When invading a city and killing or enslaving all its inhabitants, their brain generate a warm feeling of happiness, satisfaction. When however confronted with weakness among their own folk, they feel an overwhelming indignation, anger, rage which lead them to kill the individual guilty of failureand after having done that, their brain awards them with an intense feeling of pleasure.
Now imagine such beings arrive at our earth and conclude based on their evolutionary intuitions that it would be moral and perfectly good to enslave all human beings capable of working and to kill all others.
What would an human atheist and moral realist say to these lizards? Do they ought to behave in a way coherent with the moral intuitions they have and slaughter or enslave all humans? My contention is that it would be completely impossible to show to these creatures that killing innocent beings is wrong: Now, a defender of godless moral realism could agree with me it is fallacious to rely on evolution to define an objective morality in the same way it would be fallacious to rely on the commandments of a deity.
But he could then argue that there exists a moral standard independent of Evolution upon which moral realism would be based. The problem of this argument is the following: As I have said, no moral system can be grounded by mere logic or factual analysis alone, at some point moral intuitions due to Evolution are always going to come into play.
Take for example the possibility of torturing a baby just for fun: Neuroscience has proven that such reaction does not stem from a rational consideration of all facts but rather from instinctive gut feelings.

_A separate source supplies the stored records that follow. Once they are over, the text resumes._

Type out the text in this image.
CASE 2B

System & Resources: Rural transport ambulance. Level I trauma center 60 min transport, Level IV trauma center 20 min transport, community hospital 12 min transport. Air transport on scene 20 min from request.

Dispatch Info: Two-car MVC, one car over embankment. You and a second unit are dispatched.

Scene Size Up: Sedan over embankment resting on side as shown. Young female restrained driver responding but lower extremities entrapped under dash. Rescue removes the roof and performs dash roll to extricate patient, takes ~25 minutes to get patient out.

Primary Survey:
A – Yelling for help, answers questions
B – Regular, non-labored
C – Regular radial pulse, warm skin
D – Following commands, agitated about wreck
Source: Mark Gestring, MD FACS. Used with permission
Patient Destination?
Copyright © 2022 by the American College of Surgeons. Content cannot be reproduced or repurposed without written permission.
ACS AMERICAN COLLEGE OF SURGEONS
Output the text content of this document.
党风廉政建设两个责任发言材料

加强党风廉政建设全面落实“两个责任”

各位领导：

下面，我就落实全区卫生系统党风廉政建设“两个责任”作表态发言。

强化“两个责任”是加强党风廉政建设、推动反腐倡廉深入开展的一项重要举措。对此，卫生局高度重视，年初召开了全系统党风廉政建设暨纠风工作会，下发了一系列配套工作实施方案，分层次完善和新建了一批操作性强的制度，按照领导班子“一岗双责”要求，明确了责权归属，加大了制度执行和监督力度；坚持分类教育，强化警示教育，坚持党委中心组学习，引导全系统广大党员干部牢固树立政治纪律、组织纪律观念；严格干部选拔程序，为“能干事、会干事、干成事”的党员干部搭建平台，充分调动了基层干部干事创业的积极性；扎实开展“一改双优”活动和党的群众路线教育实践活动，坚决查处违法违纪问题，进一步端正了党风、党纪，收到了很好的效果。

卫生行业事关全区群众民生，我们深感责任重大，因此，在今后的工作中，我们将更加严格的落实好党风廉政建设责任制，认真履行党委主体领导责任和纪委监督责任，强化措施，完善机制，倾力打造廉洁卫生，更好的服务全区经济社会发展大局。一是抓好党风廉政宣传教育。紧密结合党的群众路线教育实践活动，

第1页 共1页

Afterwards, people try to rationalize their belief by backing them up with arguments and mistakenly think they feel this disgust because of their reasoning although it is the other way around.
Based on rigorous experiments in the field of neuroscience, Jonathan Haidt shows that in the case of moral reasoning, people always begin by getting a strong emotional reaction, and only seek a posteriori to justify this reaction.
For example, saying to a intelligent lizard they ought no to do that because the baby is cute, because he is innocent, because he has an entire life before him would completely beg the question for our intelligent alien, which would then ask: After one or two hours of circular reasoning, the honest human would be coerced to recognize it is so because these things sounds intuitively bad for him.
Concerning the objectivity of morality, I am neither a moral relativist nor a moral subjectivist but a proponent of an error theory: We, as human being, love infant life and desire baby to growth and become happy, therefore if we want our desires to be fulfilled, then we ought not to torture babies for the fun.
I really appreciate the critical thinking of my fellow atheists when applied to religion but I am really sad to remark they fail to apply it to their own cherished beliefs like the existence of an objective morality.
I reject all moral systems based on moral intuition. Greene and Haidt are doing very exciting work.Lifting the Veil An Investigative History of the United States Pathocracy.
Researched and Written by Timothy M. Silver “I know the capacity that is there to make tyranny total in America.
Turnitin provides instructors with the tools to prevent plagiarism, engage students in the writing process, and provide personalized feedback. by Ron Fino. PROLOGUE. Even though I have taken every step to maintain accuracy, some errors and omissions may be found.
The applicable law that appears throughout this document is in many cases simplified and expressed as I perceive it. Welcome to the first of the new SHCY Commentary series, in which SHCY members provide written contributions on various academic topics pertaining to the history of childhood and youth.
Arawak men and women, naked, tawny, and full of wonder, emerged from their villages onto the island's beaches and swam out to get a closer look at the strange big boat.
to the ministry of helps: its scriptural and functional position in the local church. william nathan bailey.